Amazon Web Services (AWS), a renowned web service and cloud technology company and an Amazon.com subsidiary, has reportedly announced several key improvements to Amazon Macie, a machine learning-based cloud security tool. The company would be delivering crucial new features, substantially reduced pricing, and ensuring greater availability worldwide.
The new features of Amazon Macie include upgraded machine learning models for higher accuracy in detection of PII (Personally Identifiable Information), added support for data types that are customer-defined, and native multiple account management with the AWS Organizations.
Currently, Amazon Macie operates across 17 AWS Regions globally, with more regions planned to come online over the upcoming months. The novel Amazon Macie service optimizations allow consumers to discover and secure their sensitive and confidential data in AWS at a massive discount of 80% or more in comparison to the previous pricing.

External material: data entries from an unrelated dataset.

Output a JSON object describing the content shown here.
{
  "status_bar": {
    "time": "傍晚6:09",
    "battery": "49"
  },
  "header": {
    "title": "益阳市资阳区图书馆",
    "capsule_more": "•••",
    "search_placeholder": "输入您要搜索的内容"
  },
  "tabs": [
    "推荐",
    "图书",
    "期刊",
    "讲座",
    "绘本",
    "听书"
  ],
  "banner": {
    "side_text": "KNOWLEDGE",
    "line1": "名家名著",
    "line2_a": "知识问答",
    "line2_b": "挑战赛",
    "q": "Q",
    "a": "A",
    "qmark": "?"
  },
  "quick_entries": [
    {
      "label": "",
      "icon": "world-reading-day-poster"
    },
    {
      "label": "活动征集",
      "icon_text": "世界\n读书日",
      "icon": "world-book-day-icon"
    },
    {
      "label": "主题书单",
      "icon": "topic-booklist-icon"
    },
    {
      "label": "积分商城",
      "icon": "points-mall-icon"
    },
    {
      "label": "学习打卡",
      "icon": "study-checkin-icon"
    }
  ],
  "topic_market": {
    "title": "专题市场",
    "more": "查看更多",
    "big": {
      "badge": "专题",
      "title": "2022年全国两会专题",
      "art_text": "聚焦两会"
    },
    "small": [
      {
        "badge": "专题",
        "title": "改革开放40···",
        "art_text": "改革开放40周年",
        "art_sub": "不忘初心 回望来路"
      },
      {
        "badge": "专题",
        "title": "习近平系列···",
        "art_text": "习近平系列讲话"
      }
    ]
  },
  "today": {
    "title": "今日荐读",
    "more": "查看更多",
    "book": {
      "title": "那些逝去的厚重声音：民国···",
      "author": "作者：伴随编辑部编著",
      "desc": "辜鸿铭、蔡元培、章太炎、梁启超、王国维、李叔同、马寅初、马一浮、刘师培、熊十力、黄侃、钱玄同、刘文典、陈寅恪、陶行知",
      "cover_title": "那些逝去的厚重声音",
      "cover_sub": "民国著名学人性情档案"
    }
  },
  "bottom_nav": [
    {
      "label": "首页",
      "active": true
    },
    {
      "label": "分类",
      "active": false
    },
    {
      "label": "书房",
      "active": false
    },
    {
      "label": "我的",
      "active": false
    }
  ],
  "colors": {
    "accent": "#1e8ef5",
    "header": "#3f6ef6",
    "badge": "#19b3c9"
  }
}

There are no upfront commitments or extra charges needed to use Amazon Macie, and consumers only pay for the Amazon S3 (Amazon Simple Storage Service) buckets evaluated and the data processed.
As companies relentlessly work to manage the increasing volumes of data, they need to recognize and locate their sensitive information to make sure that it is protected properly and is also being maintained according to the numerous regulatory compliance requirements. finding and protecting this information at scale, however, is a time-consuming and expensive process that could be prone to errors.
The machine learning-based Amazon Macie decrease this burden by offering a cost-effective and scalable service that helps consumers easily find and secure their confidential data in AWS. Amazon Macie automatically gives users a full inventory of Amazon S3 buckets once it is enabled in the AWS Management Console.
Customers just have to choose the buckets they need to submit for the discovery of sensitive data to Amazon Macie, which scans the buckets utilizing pattern matching and machine learning to identify and differentiate the information against a predefined group of some common sensitive data types. Users get an actionable security finding that shows any data the matches the sensitive data types.